“We have our boat back and she is still the same one that we got to know last time,” said Boat Captain, Graham Tourell.
“But really she is almost new with some innovative upgrades – everything has been either replaced or renewed and she looks stunning in her new livery”
The 2014-15 edition of the Volvo Ocean Race proved one of the closest and most enthralling races yet. Teams finished within minutes of each other leg after leg despite sailing thousands of miles at sea. The introduction of the Volvo Ocean 65, the first one-design class in Volvo history, was the major factor behind this. Identical boats meant that the competition on the water was focussed on the sailor’s abilities, rather than the skills of the designers.
The Volvo Ocean 65 will once again feature in the 2017-18 edition. After a re-fit worth one million euros completed in February 2017, Dongfeng is ready for more match-racing in the Southern Ocean. Deck gear, electronics and a new media and navigation station is amongst the 500 plus items upgraded on the boat, alongside a new sail wardrobe.
The Volvo Ocean 65’s will feature the same mast as in the last race but with a major overhaul. The carbon mast stands at a height of 30.3m (99.4ft) and a a diameter of 420mm. In the 2017-18 edition there will be an additional laminate added to the back of the rig, aiming to prevent any of the mast track problems experienced last race.
The boom links the mainsail to the boat. This link allows the sailors to control the sheeting angle plus the slab reefing (when you reduce the mainsail as the wind increases). There are three lock boxes for reducing the main sail area as the wind increases, plus hydraulic outhaul to control the tension along the foot of the sail.
This is the ‘engine’ of the boat that drives it forwards. It is the hardest working sail on the boat as it is up all of the time. Each boat receives two mainsails for the duration of the race so they have to look after them. In the 2017-18 edition, the main has had a luff curve re-cut which flattens out the mainsail without the need of bending the rig to reduce the draft.
North Sails, the official supplier of the sails for the Volvo Ocean Race, work with advanced 3Di technology – a 3D moulding technique which gives the sails a flying shape.
Total number of sails for the race: 12 + 1 pre-race storm jib.

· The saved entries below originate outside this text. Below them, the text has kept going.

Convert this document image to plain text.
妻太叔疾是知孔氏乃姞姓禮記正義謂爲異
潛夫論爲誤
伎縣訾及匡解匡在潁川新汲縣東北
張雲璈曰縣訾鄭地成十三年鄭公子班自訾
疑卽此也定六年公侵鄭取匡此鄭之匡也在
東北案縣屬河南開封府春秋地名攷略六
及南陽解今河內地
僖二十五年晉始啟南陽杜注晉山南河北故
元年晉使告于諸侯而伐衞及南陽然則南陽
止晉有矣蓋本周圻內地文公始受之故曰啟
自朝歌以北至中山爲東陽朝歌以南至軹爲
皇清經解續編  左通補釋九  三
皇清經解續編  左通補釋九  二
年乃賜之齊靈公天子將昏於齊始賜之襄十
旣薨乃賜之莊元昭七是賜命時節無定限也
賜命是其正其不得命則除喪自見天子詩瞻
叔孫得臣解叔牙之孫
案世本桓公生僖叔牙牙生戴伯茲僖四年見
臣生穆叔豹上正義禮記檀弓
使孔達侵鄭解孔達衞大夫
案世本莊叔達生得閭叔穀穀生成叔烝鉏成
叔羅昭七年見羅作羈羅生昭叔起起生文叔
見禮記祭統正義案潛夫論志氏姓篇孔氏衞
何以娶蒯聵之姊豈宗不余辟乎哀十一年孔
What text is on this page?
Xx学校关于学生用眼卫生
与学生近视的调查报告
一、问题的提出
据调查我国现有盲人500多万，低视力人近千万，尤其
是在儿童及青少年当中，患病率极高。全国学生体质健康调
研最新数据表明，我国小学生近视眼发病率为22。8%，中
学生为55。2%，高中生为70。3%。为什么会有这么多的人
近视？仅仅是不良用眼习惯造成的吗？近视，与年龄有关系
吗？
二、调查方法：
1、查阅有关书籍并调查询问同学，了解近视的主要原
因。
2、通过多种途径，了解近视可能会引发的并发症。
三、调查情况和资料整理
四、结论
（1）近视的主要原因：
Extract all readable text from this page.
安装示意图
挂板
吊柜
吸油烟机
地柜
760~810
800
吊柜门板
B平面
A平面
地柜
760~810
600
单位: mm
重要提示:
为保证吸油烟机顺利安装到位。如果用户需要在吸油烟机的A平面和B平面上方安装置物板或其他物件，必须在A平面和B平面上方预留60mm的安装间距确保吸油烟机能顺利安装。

Total number of sails onboard: 8 + 1 storm jib.
The sail on the front of the boat can range in size from the J3 all the way up to the A3 mast-head gennaker.
The 2017-18 edition of the race will feature the same sail wardrobe as last time, with the addition of a J0. After the experience of the 2014-15 race, it was clear that the existing inventory lacked a working sail area in the 9-14 knot wind range and a new sail was added to the inventory for the light to medium upwind breeze,
“The sails will continue to be reliable, that is a big factor. There will be improved flying shapes based on what has been learned about the boats and a customised wardrobe depending on the race route” – Nick Bice
At 2.14m (7ft), this is the attachment point on the front of the boat for the gennakers to be flown from (large downwind sails). This could also be considered the area for the adrenalin junkies - if you want to get buried in water and run the risk of being swept down the deck then bowman is the job for you.
Twin asymmetric daggerboards are used in conjunction with the canting keel to improve the boats direction or stability.
By canting the keel to 40 degrees, it would be the equivalent of putting a rugby team on the side of the boat to improve the boats performance. It can also be used to self right the boat in the event of a capsize.
The keel and bulb together weigh up to 5, 241 kg which is approximately the weight of three rhinos.
Twin rudders allow better traction when sailing the boat at high angles of heel. They also provide a redundancy should one get damaged.
Twin steering wheels give the helm a better view when driving with an elevated position. As with the rudders, having two wheels also provides redundancy if one gets broken.
There are three winch pedestals which all have the ability to be linked together. This allows for maximum drive to any of the connected winches. They can also be used independently. For example, the aft one will predominantly control the mainsheet plus sailing hydraulics. The middle winch pedestal can be used for trimming the jib whilst the forward one is mainly connected to the pit winch.
Also known as the sailor’s front door, this is how sailors access the quarter below deck. The hatches can be sealed in the event of a capsize or can be replaced with washboards whilst sailing in rough conditions to prevent water washing inside the boat from the cockpit.
The newly designed antenna farm, set to be a huge improvement from the previous version, carries all of the communications antennas plus a large portion of the safety gear such as life rafts and man overboard modules.
This is the escape hatch in the event of a capsize.
A new feature in the 2017-18 edition, the hydro-generator is a propeller which you drop over the back of the boat. It spins around with the water flowing, generating electricity which feeds the batteries on the boat. This will therefore act as a back-up power source to the Volvo Penta engine.
Fixed camera positions and microphones on board. New cameras have been added to the bow and spreader for the 2017-18 edition.
Lightweight bunks, a basic toilet, a two-burner hob to heat freeze-dried food and a nav station where the race strategy is planned.